VISA occupation list changes, recruiting shed workers from farming families and improving workplace standards were discussed as workforce solutions by the National Wool Harvesting and Training Advisory Group recently.
The newly-formed group agreed the priority would be to get shearing recognised on the Skilled Occupation list for access to the 400 (Temporary Work – Short Stay Specialist) and 482 (Temporary Skill Shortage) Visa options at its meeting on 14 April in Sydney.
The Shearing Contractors Association of Australia and WA Shearing Industry Association also highlighted that labour shortages were real and more work needs to be done to bring staff in from overseas for the peak seasons across Australia.
SCAA executive officer Jason Letchford said there has been progress made with the Pacific Australia Labour Mobility scheme for shearers. He outlined the two pathways currently being pursued: through the Palladium Group that helps facilitate the PALM scheme or through an accredited labour hire company.
He said the SCAA is also working closely with Australian Wool Innovation to have initial training at the Falkiner Memorial Field Station in Conargo in southern New South Wales.
WoolProducers Australia chief executive Jo Hall said after visiting India in an Australian trade delegation recently, a labour and skills exchange type of scheme might be an option that aligns well with the recently ratified Australia-India Free Trade Agreement.
WASIA president Darren Spencer said a proposal from the WA WoolTAG to have a national campaign to promote increased recruitment of shed workers from farming families was worth pursuing.
“Attracting shed staff can be difficult but in Western Australia we have had some recent success of promoting role models within schools.
“While some kids may have grown up on farm they do not necessarily know the opportunities for holiday or part time work in sheds,” he said.
The group also heard from SCAA Shearer Woolhandler Training, AWI and the Australian Wool Exchange on recent training and initiatives to attract and retain wool harvesting staff.
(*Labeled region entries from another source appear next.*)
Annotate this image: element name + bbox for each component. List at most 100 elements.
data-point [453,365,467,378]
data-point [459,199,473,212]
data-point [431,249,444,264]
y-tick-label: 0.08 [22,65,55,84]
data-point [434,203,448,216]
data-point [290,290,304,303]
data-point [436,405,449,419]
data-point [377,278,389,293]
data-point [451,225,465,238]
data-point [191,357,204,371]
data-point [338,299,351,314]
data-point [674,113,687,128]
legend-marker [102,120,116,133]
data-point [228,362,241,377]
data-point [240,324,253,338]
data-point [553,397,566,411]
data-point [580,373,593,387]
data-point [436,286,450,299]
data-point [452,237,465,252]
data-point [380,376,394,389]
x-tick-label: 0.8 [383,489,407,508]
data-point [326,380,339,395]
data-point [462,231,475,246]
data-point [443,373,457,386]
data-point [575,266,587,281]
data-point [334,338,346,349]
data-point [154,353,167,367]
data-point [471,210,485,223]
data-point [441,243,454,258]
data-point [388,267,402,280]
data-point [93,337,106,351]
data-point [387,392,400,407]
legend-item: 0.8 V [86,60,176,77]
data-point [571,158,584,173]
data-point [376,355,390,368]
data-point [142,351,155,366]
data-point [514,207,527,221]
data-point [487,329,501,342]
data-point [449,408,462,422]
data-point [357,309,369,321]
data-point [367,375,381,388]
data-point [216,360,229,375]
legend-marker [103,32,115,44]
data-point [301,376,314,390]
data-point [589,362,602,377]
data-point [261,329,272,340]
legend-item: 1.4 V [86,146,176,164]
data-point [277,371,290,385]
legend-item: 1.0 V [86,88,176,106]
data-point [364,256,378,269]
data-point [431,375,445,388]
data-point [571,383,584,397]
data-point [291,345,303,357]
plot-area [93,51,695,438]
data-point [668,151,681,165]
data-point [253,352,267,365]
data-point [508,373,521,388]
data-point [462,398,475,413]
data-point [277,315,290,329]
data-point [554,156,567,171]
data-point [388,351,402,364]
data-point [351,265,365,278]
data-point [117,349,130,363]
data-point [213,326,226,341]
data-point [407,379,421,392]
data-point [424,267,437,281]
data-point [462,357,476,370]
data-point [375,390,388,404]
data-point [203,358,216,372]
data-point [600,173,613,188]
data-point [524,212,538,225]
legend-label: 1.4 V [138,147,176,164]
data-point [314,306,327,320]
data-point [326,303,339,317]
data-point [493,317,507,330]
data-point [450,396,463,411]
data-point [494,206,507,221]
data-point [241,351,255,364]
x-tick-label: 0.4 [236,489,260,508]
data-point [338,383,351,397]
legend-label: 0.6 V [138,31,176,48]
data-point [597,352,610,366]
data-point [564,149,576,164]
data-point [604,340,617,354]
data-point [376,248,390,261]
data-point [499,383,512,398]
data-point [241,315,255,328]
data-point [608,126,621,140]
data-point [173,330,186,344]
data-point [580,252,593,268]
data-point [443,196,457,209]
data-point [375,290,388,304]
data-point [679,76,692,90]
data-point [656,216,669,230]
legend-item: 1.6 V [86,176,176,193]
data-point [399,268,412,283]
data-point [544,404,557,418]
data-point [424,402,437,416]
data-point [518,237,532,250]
All group members agreed improving the standard of the workplace whether in terms of in shed equipment, facilities or work practices will help attract more people into the industry.
The NWHAT Advisory Group brings together state wool training advisory groups and key wool industry organisations to progress the wool harvesting industry.
Independent NWHAT chair and AWI director Don Macdonald said the group is working very well.
“Wool harvesting is the number one issue for wool growers.
“The advisory group is a great opportunity for all key industry organisations to work together,” he said.
“Collaboration is the way to go and collectively we’ve got a better chance of resolving the challenges.”
Mr Macdonald said the state training advisory groups are working well together and sharing information that benefits the industry nationally.
“It’s clear that many growers, shearers and the contractors who have lifted their game are getting better results.
“As an industry we need those improvements to spread more widely.”
Membership of the NWHAT group includes representatives from the state WoolTAGs chaired by AgForce Queensland, Livestock SA, NSWFarmers, Victorian Farmers Federation and Pastoralists and Graziers Association of Western Australia. Other key industry representatives are from Australian Wool Exchange, National Council of Wool Selling Brokers of Australia, SCAA, WASIA and WoolProducers Australia.